Sajid Javid looks set to try and introduce immigration reforms which will make it much harder for the UK to attract the care workers we need – and women may end up picking up the pieces.
Home Secretary Sajid Javid is scheduled to lay out the UK’s post-Brexit immigration plans this week.
The plans have been reported in various newspapers and all the reports agree that he is going to restrict so-called “low-skilled” immigration.
“Low-skilled” immigrants will only be given a visa for one year and only if they come from a country where there is a “low risk of immigration abuse” (who judges that risk and what the criteria is remains unclear).
Unfortunately, many of the people our government calls “low-skilled” are also the people whose skills we most need.
Carers are perhaps the best example. A 2014 government report listed some “low-skilled roles” and care workers were there alongside cleaners, call-centre workers, hotel, catering and leisure staff.
Yet, with out ageing population, we desperately need people to work in care and the care industry is already struggling to retain and recruit people.
The King’s Fund think tank has found that many carers have already left the UK because of the mere threat of Brexit. Many care companies say the same.
Now, Sajid Javid seems to be about to tell the carers we need that they can only stay for a year, if they’re lucky enough to come from a country considered at a low risk of “immigration abuse”.
Given this, why would a carer from Poland choose to come to the UK over somewhere like France or Germany?

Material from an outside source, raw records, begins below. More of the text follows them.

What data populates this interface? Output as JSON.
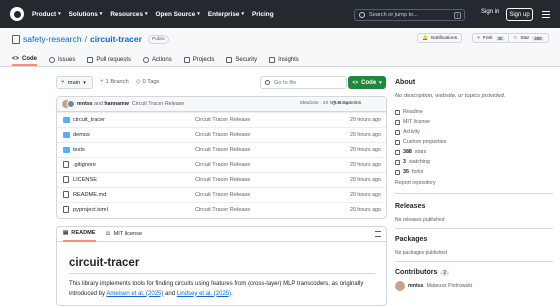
{
  "topnav": {
    "items": [
      "Product",
      "Solutions",
      "Resources",
      "Open Source",
      "Enterprise",
      "Pricing"
    ],
    "search_placeholder": "Search or jump to...",
    "search_key": "/",
    "signin": "Sign in",
    "signup": "Sign up"
  },
  "repo": {
    "owner": "safety-research",
    "separator": "/",
    "name": "circuit-tracer",
    "visibility": "Public",
    "notifications": "Notifications",
    "fork_label": "Fork",
    "fork_count": "35",
    "star_label": "Star",
    "star_count": "388"
  },
  "tabs": [
    "Code",
    "Issues",
    "Pull requests",
    "Actions",
    "Projects",
    "Security",
    "Insights"
  ],
  "toolbar": {
    "branch": "main",
    "branches": "1 Branch",
    "tags": "0 Tags",
    "gofile_placeholder": "Go to file",
    "code_button": "Code"
  },
  "commit": {
    "author1": "mntss",
    "and": "and",
    "author2": "hannamw",
    "message": "Circuit Tracer Release",
    "sha": "8b6d10e · 20 hours ago",
    "commits": "5 Commits"
  },
  "files": [
    {
      "name": "circuit_tracer",
      "type": "dir",
      "message": "Circuit Tracer Release",
      "age": "20 hours ago"
    },
    {
      "name": "demos",
      "type": "dir",
      "message": "Circuit Tracer Release",
      "age": "20 hours ago"
    },
    {
      "name": "tests",
      "type": "dir",
      "message": "Circuit Tracer Release",
      "age": "20 hours ago"
    },
    {
      "name": ".gitignore",
      "type": "file",
      "message": "Circuit Tracer Release",
      "age": "20 hours ago"
    },
    {
      "name": "LICENSE",
      "type": "file",
      "message": "Circuit Tracer Release",
      "age": "20 hours ago"
    },
    {
      "name": "README.md",
      "type": "file",
      "message": "Circuit Tracer Release",
      "age": "20 hours ago"
    },
    {
      "name": "pyproject.toml",
      "type": "file",
      "message": "Circuit Tracer Release",
      "age": "20 hours ago"
    }
  ],
  "readme": {
    "tab_readme": "README",
    "tab_license": "MIT license",
    "title": "circuit-tracer",
    "para_before": "This library implements tools for finding circuits using features from (cross-layer) MLP transcoders, as originally introduced by ",
    "link1": "Ameisen et al. (2025)",
    "and": " and ",
    "link2": "Lindsey et al. (2025)",
    "para_after": "."
  },
  "sidebar": {
    "about": "About",
    "description": "No description, website, or topics provided.",
    "readme": "Readme",
    "license": "MIT license",
    "activity": "Activity",
    "custom_properties": "Custom properties",
    "stars_count": "388",
    "stars_label": "stars",
    "watching_count": "3",
    "watching_label": "watching",
    "forks_count": "35",
    "forks_label": "forks",
    "report": "Report repository",
    "releases": "Releases",
    "no_releases": "No releases published",
    "packages": "Packages",
    "no_packages": "No packages published",
    "contributors": "Contributors",
    "contributors_count": "2",
    "contributor_login": "mntss",
    "contributor_name": "Mateusz Piotrowski"
  },
  "colors": {
    "accent": "#0969da",
    "header": "#24292f",
    "code_button": "#1f883d",
    "tab_underline": "#fd8c73",
    "folder": "#54aeff"
  }
}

Javid might counter that we’re now open to carers from outside the EU but is someone going to uproot their life and come to the UK when they may be kicked out after just a year?
And will they even be allowed to come or will their country be on Sajid Javid’s “risk of immigration abuse” naughty list?
The Brexiteers may say ‘why can’t British people do these jobs’? Of course, many Brits already work in the care sector but, as Unison Scotland has reported, care workers are overworked and badly-paid. Given this, not many Brits are going to want to enter the sector.
So what would attract new people into the sector? Better pay and conditions would help but many people providing care, both in care homes and peoples’ own homes, work for private companies – often owned by investment banks and multinational companies.
As councils budgets are cut and they can pay less and less to these companies for care, many of these private care companies are struggling to make money and leaving the sector.
A big care company called Allied Healthcare (owned by a German investment bank) is currently scrambling to offload all of its domicilliary care contracts as it runs low on cash.
Lots of other care companies are in the same boat. While they could always cut executive pay and wasted money, can they really afford to pay workers more while their customers (local councils) remain so cash-strapped because of austerity?
So if the worst happens and care collapses, who will look after those who need it? According to the Department of Health, the answer is (mainly) women.
Lots of people will have to quit their jobs to look after elderly relatives and, unless gender roles change drastically, the majority of those people will be women.
So a huge step back for gender equality as well as a risk of letting the elderly going uncared for. Let’s hope Javid reconsiders.